Zucker als Nervennahrung – dass da etwas dran sein muss, zeigen ja schon die Schlangen vor den Süßigkeitenautomaten in Universitäts-Bibliotheken. Oder etwa nicht? Es ist eine Frage der Dosis, wie Ernährungsforscher wissen. Zu viel Zucker und Fett schaden dem Gehirn, wie Wissenschaftler an einem Experiment mit Ratten zeigen. Wurden die Tierchen mit stark zucker- und fetthaltigem Futter gemästet, bauten sie geistig ab und wurden anfälliger für Hirnschäden. Wichtiger als Zusatzpräparate, Zucker oder ähnliches scheint Trinken für das Gehirn zu sein. Ein bis zwei Liter am Tag sollen die Leistungsfähigkeit stärken.

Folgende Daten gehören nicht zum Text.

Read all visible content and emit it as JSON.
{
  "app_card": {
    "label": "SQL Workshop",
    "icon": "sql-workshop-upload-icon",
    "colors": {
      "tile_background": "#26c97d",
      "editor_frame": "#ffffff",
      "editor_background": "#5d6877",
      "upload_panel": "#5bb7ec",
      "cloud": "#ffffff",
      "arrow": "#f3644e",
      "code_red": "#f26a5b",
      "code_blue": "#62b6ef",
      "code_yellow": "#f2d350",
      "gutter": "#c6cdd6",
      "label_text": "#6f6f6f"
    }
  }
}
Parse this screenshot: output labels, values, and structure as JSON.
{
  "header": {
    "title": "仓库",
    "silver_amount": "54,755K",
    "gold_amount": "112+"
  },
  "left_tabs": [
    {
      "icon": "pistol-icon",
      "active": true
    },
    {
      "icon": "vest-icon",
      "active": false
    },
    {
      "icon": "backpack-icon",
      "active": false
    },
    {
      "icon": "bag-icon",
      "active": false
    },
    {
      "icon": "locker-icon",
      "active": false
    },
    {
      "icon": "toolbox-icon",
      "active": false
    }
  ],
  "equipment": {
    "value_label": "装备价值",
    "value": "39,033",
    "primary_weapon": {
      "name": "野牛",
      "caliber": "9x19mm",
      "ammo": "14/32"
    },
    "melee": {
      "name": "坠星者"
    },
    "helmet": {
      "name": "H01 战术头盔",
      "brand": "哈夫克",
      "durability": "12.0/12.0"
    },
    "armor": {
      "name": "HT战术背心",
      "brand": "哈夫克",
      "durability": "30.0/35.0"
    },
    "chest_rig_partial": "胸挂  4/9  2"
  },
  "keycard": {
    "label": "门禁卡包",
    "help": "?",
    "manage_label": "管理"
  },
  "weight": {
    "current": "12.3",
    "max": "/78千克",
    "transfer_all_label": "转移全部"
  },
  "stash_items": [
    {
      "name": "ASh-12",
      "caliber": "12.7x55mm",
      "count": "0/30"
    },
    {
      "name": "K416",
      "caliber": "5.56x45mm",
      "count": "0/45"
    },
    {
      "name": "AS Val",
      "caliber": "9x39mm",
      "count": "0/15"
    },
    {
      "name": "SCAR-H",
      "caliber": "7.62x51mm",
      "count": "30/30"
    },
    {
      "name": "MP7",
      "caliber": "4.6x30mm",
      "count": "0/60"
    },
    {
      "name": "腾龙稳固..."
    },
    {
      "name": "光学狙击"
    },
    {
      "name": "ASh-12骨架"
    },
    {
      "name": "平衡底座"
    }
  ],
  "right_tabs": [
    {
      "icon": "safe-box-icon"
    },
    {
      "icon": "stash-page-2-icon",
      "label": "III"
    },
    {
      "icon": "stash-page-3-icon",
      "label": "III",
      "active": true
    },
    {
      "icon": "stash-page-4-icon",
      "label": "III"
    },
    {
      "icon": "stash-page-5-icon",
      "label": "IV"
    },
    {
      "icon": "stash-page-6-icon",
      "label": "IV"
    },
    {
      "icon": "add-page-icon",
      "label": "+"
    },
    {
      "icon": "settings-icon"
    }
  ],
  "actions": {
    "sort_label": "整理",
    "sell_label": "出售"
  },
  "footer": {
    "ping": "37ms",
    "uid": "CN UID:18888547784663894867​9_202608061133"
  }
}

Mythos 10: Sport macht dumm

Trainieren Sportler ihre Muskeln auf Kosten des Kopfes? Von wegen. Sport ist nicht nur für Kinder wichtig – er regt die Reifung des kindlichen Gehirns an –, sondern auch für Ältere, denn er beeinflusst offenbar den Abbau von Gehirnzellen. Körperliche Bewegung könne zur Steigerung der Hirnfitness beitragen, schreiben die Wissenschaftler des Stanford Center on Longevity und des Max-Planck-Instituts für Bildungsforschung in ihrem Memorandum. „Es ist wissenschaftlich nachgewiesen, dass regelmäßiges körperliches Ausdauertraining die Hirndurchblutung steigert und die Bildung neuer Blutgefäße und Nervenzellverbindungen anregt“, ist darin zu lesen. Ausdauertraining steigere die Aufmerksamkeit, das Denkvermögen und die Gedächtnisleistung. „Körperliches Training ist ein vielversprechender Ansatz zur Steigerung der kognitiven Leistungsfähigkeit“, sagen die Wissenschaftler.